Mata Alden mendelik pada ke dua adiknya, dirinya paling tidak suka pada sikap keduanya yang membuatnya berang. Tanpa penjelasan yang panjang. Alden meninggalkan mereka di kamarnya, begitu juga Markus.
Tomi dan Brendon cuma mendesah saja, lalu mereka pun, turun dengan gerutuan panjang. Kini mereka berkumpul, Nyonya besar, Alden, Tomi dan Brandon. Tomi memandang kakak tirinya yang duduk di ujung meja makan berukuran besar.
"Kau tak terima dengan sikapku?" tanya Alden.
"Tidak, kak."
"Bagus! Aku harap nilai kalian untuk semester ini bagus dan patut dibanggakan." Lanjut Alden, dan memulai memakan sarapannya.
"Baik, kak" jawab mereka hampir bebarengan.
"Bagus! Aku tak perlu banyak cakap untuk kalian berdua. Pesanku, jaga sikap dan perilaku kalian di rumah."
Nyonya Imelda hanya diam saja, atas kejadian yang baginya sudah terbiasa.Terkadang malah terjadi sebuah persilihan antara mereka.
"Apa kau tidak masuk kerja, Alden?" tanya ibunya.

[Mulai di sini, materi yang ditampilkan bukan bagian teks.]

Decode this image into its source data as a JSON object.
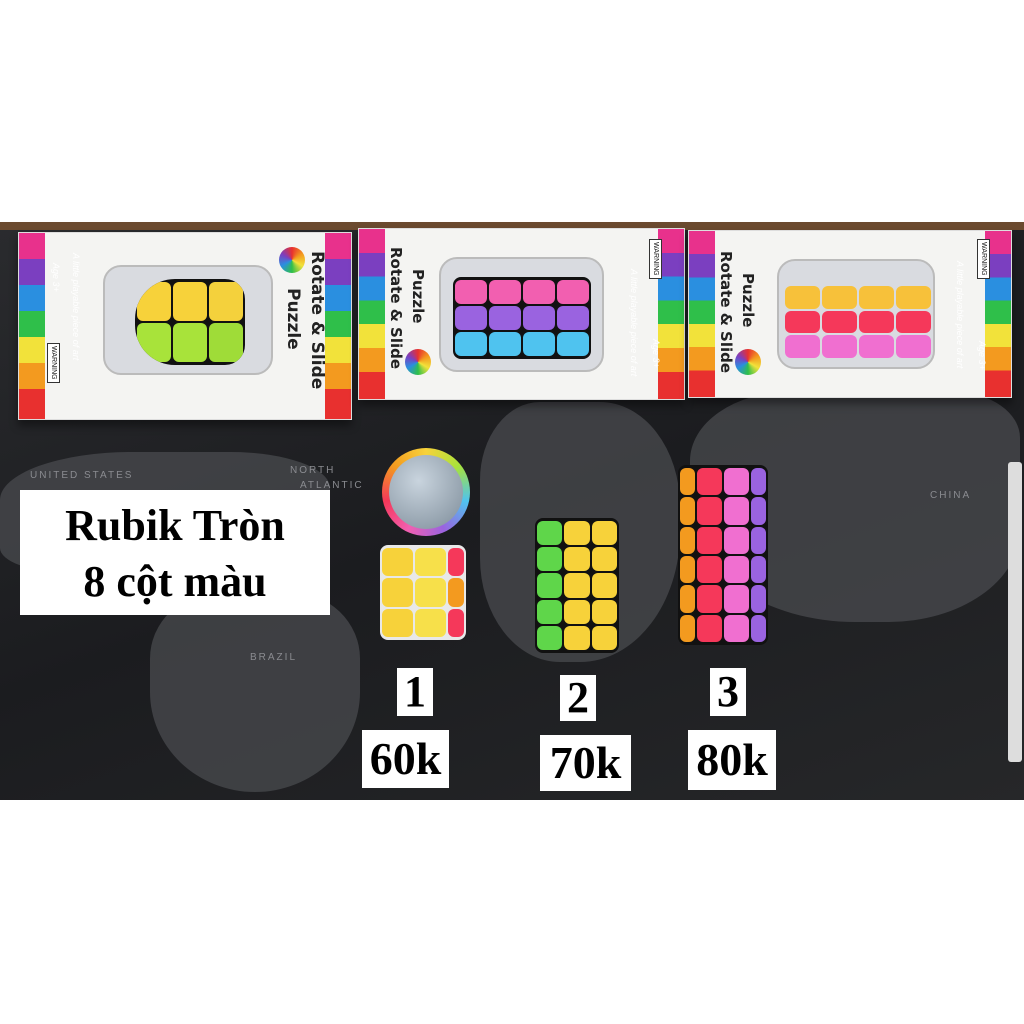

"Tidak, Bu, hari ini, perutku masih agak mulas, siang nanti aku ke kantor." jawab Alden pelan "aku ingin istirahat sebentar, minum obat, jangan ganggu aku." Matanya tertuju pada kedua adiknya, yang sudah memulai sarapannya.
Alden meninggalkan meja makan besar tersebut.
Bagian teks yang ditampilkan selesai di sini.